Another example is given below, in this case the player’s right knee sits in however they react by allowing the pressure to sit on the lateral border of the right foot.

Right foot in at address.

In the image above you’ll see how the player’s right foot sits in/lacking sufficient external rotation. On investigation, this particular player was actually attempting to do this based on a misconception of how to control the pelvis correctly. Correct in this case is without creating compensation elsewhere in their movement patterns or without cost to the body – injury! When the foot/ankle sit in this position, it reduces the ability of the knee and hip to do their jobs properly, so loosely speaking yes, it will limit the amount the pelvis can rotate but typically doing so by overloading and causing undue stress of the surrounding tissues and structures in areas such as sacroiliac joint (SIJ). If the pelvis cannot move in the way it wants to move it will then ask the SIJ to rotate for it which is simply cannot and does not like doing, hence this is one of the most common causes of low back pain.

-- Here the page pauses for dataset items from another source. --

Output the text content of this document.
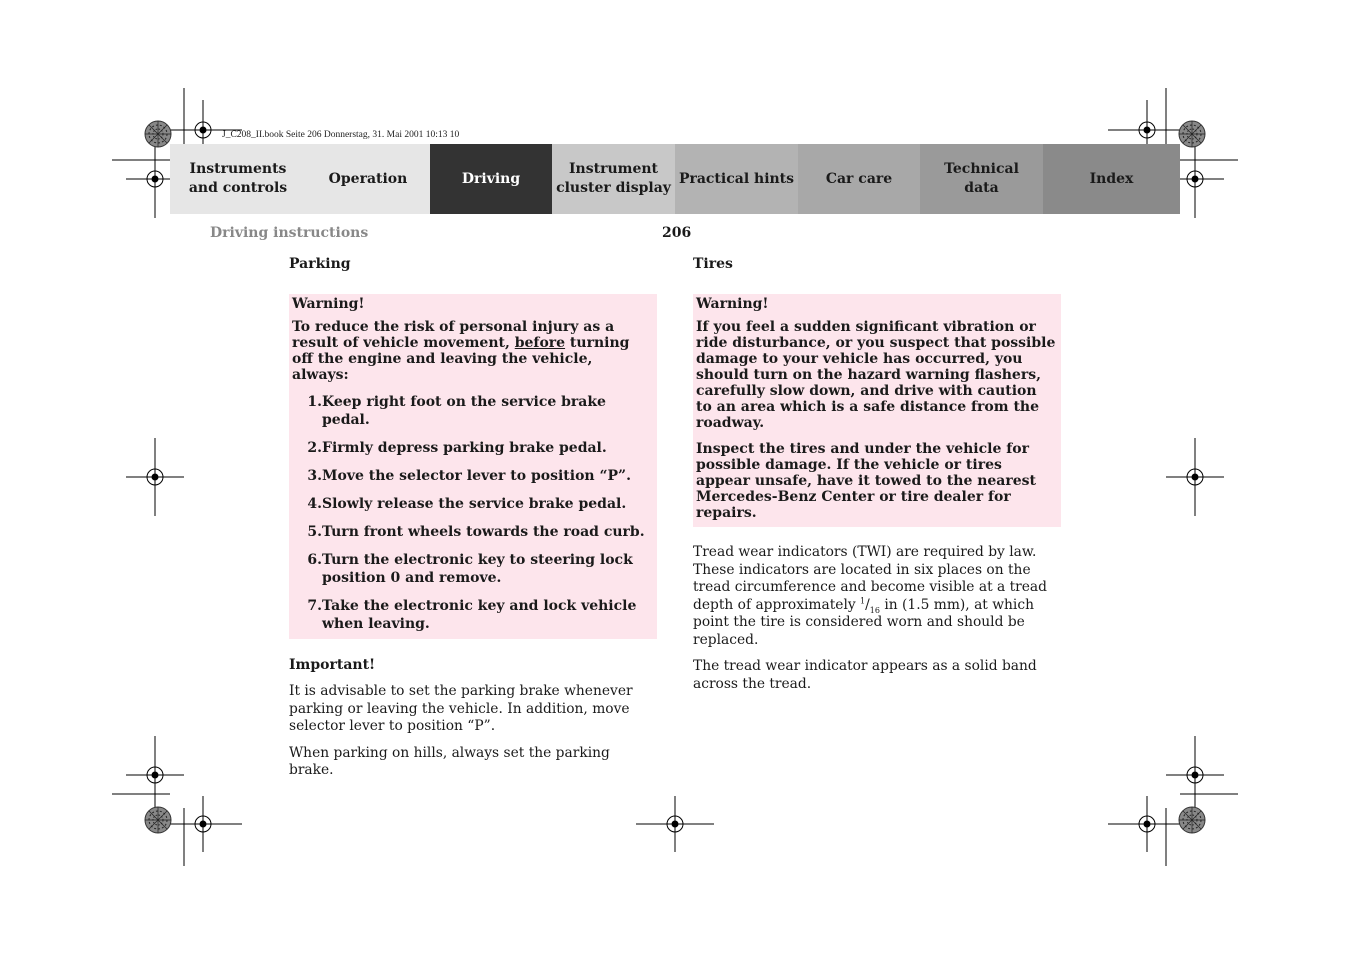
J_C208_II.book Seite 206 Donnerstag, 31. Mai 2001 10:13 10
Instruments
and controls
Operation	Driving
Instrument
cluster display
Practical hints Car care
Technical
data
Index
Driving instructions	206
Parking
Warning!

To reduce the risk of personal injury as a result of vehicle movement, before turning off the engine and leaving the vehicle, always:

1. Keep right foot on the service brake pedal.
2. Firmly depress parking brake pedal.
3. Move the selector lever to position “P”.
4. Slowly release the service brake pedal.
5. Turn front wheels towards the road curb.
6. Turn the electronic key to steering lock position 0 and remove.
7. Take the electronic key and lock vehicle when leaving.
Important!

It is advisable to set the parking brake whenever parking or leaving the vehicle. In addition, move selector lever to position “P”.

When parking on hills, always set the parking brake.

Tires
Warning!

If you feel a sudden significant vibration or ride disturbance, or you suspect that possible damage to your vehicle has occurred, you should turn on the hazard warning flashers, carefully slow down, and drive with caution to an area which is a safe distance from the roadway.

Inspect the tires and under the vehicle for possible damage. If the vehicle or tires appear unsafe, have it towed to the nearest Mercedes-Benz Center or tire dealer for repairs.

Tread wear indicators (TWI) are required by law. These indicators are located in six places on the tread circumference and become visible at a tread depth of approximately $^1/_{16}$ in (1.5 mm), at which point the tire is considered worn and should be replaced.

The tread wear indicator appears as a solid band across the tread.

It is important to know that humans cannot dictate the degrees of freedom a joint can move, but it can control it through good training. Therefore with an understanding of how joints are designed to work and good muscle function, the player can control the pelvis through good education, awareness and training to allow the pelvis will do a good job without artificially using other segments to compensate. In short, let the joints do their jobs properly and have them to the job to the best of the ability instead of creating a series of compensations through the chain.

Left foot in

For right handed golfer, when the left foot sits in as highlighted below it presents certain problems. Now this is a very generic view as there are many underlying factors that will influence this, but typically most players would look to pass through around 90° of pelvic rotation from their address position to finish position. So let’s look at how we achieve this 90° and what proportion is done through each of the lower limb joints.

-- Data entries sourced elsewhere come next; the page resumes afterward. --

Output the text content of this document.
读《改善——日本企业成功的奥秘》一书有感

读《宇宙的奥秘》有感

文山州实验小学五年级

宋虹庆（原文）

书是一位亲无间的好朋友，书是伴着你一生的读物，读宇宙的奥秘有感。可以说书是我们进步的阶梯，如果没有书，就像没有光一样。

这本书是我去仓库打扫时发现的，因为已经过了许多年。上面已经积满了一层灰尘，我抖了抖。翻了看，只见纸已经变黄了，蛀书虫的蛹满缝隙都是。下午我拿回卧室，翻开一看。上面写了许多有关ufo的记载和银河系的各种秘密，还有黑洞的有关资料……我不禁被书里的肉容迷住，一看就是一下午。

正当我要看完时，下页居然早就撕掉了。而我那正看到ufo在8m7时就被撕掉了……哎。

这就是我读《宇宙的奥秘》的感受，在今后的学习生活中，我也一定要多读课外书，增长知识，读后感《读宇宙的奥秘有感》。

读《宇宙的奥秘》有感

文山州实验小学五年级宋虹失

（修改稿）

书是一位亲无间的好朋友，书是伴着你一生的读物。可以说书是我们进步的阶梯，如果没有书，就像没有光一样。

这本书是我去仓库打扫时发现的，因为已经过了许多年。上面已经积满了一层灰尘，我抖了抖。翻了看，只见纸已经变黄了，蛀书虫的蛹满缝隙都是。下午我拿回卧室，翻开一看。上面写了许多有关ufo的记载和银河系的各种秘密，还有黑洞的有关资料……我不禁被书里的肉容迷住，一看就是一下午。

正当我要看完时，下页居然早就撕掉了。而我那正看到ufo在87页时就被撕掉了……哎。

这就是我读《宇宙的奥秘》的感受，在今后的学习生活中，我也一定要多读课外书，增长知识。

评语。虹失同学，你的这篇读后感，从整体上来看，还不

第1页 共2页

In most healthy golfers there is about 45/50° of internal hip rotation, 15° of internal femoro-tibial torsion and a small amount of foot supination/adduction. Therefore the remaining 25/30° of rotation occurs through ankle and foot placement. So, when the left foot sits in the position above, effectively you deprive the body of 25° of rotation so as mentioned before, it will simply get it elsewhere through compromised movement, poor biomechanics and with an increase chance of injury occurrence. In the case of the player above, due to the left foot position it effected their ability to load around the left leg through impact which resulted in the pelvis moving away from the target during impact along with poor arm/trunk connection. In the data below, you will see the green curve drops significantly at half way in downswing which shows the pelvis starting to move back away from the target, simply due to the leg hip, knee etc running out of rotation so to accommodate the pelvis had to move as described. The blue curve represents how the pelvis moved once the LLA had been addressed and you will note clearly how the pelvis could now function correctly through impact by loading around the left leg without compensation.

Good biomechanics starts with good frame and body structure. Having the joints, segments, muscles etc in position to initially do their job correctly, then secondly have them do their jobs to the best of their ability will provide the platform for golfers to move in a stable and efficient way without compensations and adaptations that invariably lead to swing breakdowns, injuries and inconsistent impact conditions. As the feet are the only contact point between the player and the ground and the relationship between the femur and pelvis being pivotal in creating true rotation, having good lower limb alignment provides a the base for good function and movement.